Blick von der Warte

Blick von der Warte

Wie die Erinnerungen einem manchmal Streiche spielen. Da ich nicht herausfinden konnte, wann genau welcher nordhessische Premiumweg entstanden ist, bin ich mir nicht mehr sicher, wann wir wo den ersten absolviert haben. Gefühlt waren wir auf einigen Premiumwegen, bevor sie als solche ausgewiesen wurden, als wir Anfang der 2000er Jahre das Werratal für uns entdeckten. Im Speziellen war es die Gegend bei Witzenhausen, wo es einen der leckersten Kirschweine überhaupt gibt. Aber eigentlich ist es ja auch egal, wer und wie und warum. Nach einigen etwas “ruppigen”, selbstgebastelten Touren im erreichbaren Teil Hessens, verlegten wir uns dann weitestgehend darauf, mehr und mehr nur noch auf diesen Premiumwegen zu wandern. Mittlerweile ist es so, dass wir einige von ihnen mehrere Male gegangen sind, einige einmalig und etliche auch noch gar nicht. Im letzten Jahr waren wir ja bereits auf einem der “Paradewege” Nordhessens unterwegs, dem P1 Hoher Meißner. Dieses Jahr setzten wir die Reihe erst einmal mit einem weiteren Knüller fort, dem P9 Wacholderpfad Roßbach. Egal aus welcher Richtung man in diese Gegend kommt, es ist ein wahrer Augenschmaus. Innerhalb unseres wanderbaren Beutespektrums gibt es keine zweite Landschaft wie diese bei Roßbach, denn die Kalkmagerrasen-Gebiete bieten sich durch die Aufteilung in fünf Teilstücke exzellent für eine Rundwanderung an. Starten kann man an verschiedenen Stellen.
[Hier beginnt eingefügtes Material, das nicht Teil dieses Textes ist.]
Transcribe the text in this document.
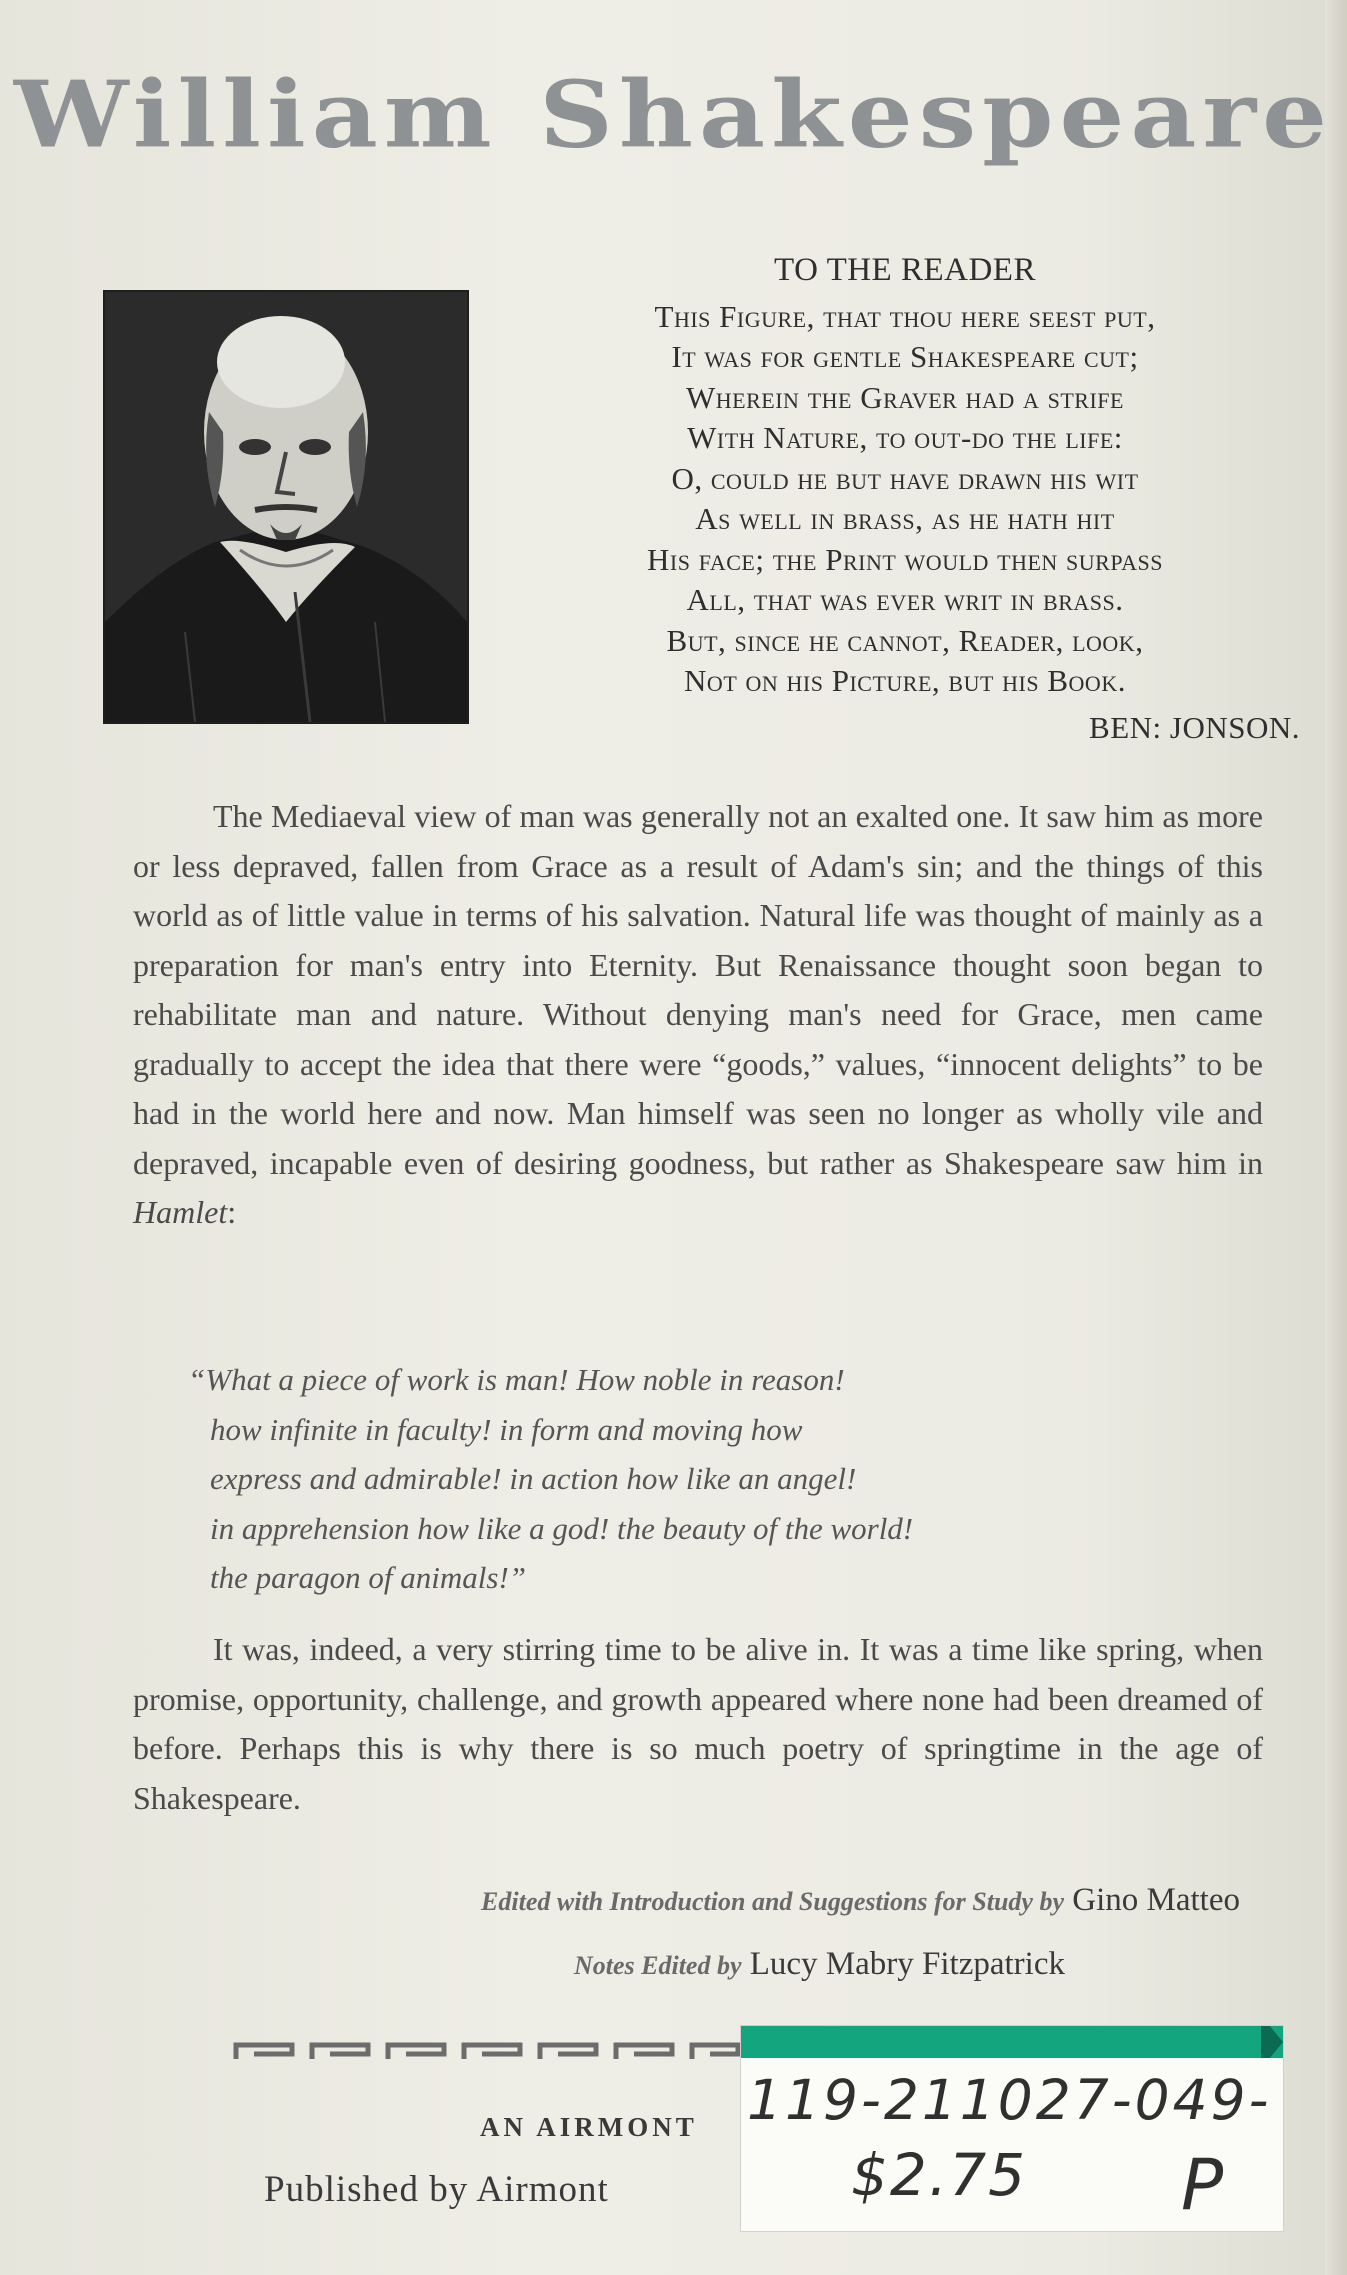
William Shakespeare
TO THE READER
This Figure, that thou here seest put,
It was for gentle Shakespeare cut;
Wherein the Graver had a strife
With Nature, to out-do the life:
O, could he but have drawn his wit
As well in brass, as he hath hit
His face; the Print would then surpass
All, that was ever writ in brass.
But, since he cannot, Reader, look,
Not on his Picture, but his Book.
BEN: JONSON.

The Mediaeval view of man was generally not an exalted one. It saw him as more or less depraved, fallen from Grace as a result of Adam's sin; and the things of this world as of little value in terms of his salvation. Natural life was thought of mainly as a preparation for man's entry into Eternity. But Renaissance thought soon began to rehabilitate man and nature. Without denying man's need for Grace, men came gradually to accept the idea that there were “goods,” values, “innocent delights” to be had in the world here and now. Man himself was seen no longer as wholly vile and depraved, incapable even of desiring goodness, but rather as Shakespeare saw him in Hamlet:

“What a piece of work is man! How noble in reason!
how infinite in faculty! in form and moving how
express and admirable! in action how like an angel!
in apprehension how like a god! the beauty of the world!
the paragon of animals!”

It was, indeed, a very stirring time to be alive in. It was a time like spring, when promise, opportunity, challenge, and growth appeared where none had been dreamed of before. Perhaps this is why there is so much poetry of springtime in the age of Shakespeare.

Edited with Introduction and Suggestions for Study by Gino Matteo
Notes Edited by Lucy Mabry Fitzpatrick
AN AIRMONT
Published by Airmont
119-211027-049-
$2.75 P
Wir taten es am schattigen Parkplatz Wolfsberg, ausgestattet mit Wiese, Bänken, Tischen, einem Wassertretbecken und Bachlauf. Was will man noch mehr, wenn man mit heiß gelatschten Füßen wieder zurück am Ausgangspunkt ist? Geht man mit oder gegen den Uhrzeigersinn? Keine Ahnung. Ich frage mich oft, welche Kriterien bei uns eine Rolle spielen, wenn es um die Richtung geht. Manchmal gibt es Gründe, wie zum Beispiel Durststrecken, die man gleich am Anfang hinter sich bringen will. Manchmal fordert mein besseres Drittel eine bestimmte Laufrichtung aufgrund der Sonneneinstrahlung oder Windrichtung ein. Ansonsten ist es wohl eine Gefühlsangelegenheit. Dieses Mal gingen wir ohne besonderen Grund, einfach aus Gewohnheit, weil es letztes Mal ebenso war, gegen den Uhrzeigersinn. Also geht es erst einmal in den Wald des Wolfsberges. Anfangs wandern wir auf einem schmalen Pfad durch den freundlichen Wald, dann geht es weiter auf einem etwas breiteren Weg. Das Jahr schreitet voran, die frühen Frühblüher sind weitestgehend ausgeblüht und der Wald “verkrautet” zusehends. Dieses Jahr fiel uns besonders die Knoblauchsrauke auf, die in manchen Wäldern fast flächendeckend wuchs. Aufessen wäre eine Möglichkeit, denn das etwas in Vergessenheit geratene Gewürzkraut kann ähnlich wie der Bärlauch verwendet werden. Da der Geschmack der Rauke nicht ganz so intensiv ist, kann man zum Beispiel im Salat sehr viel davon verwenden. Ziemlich lecker!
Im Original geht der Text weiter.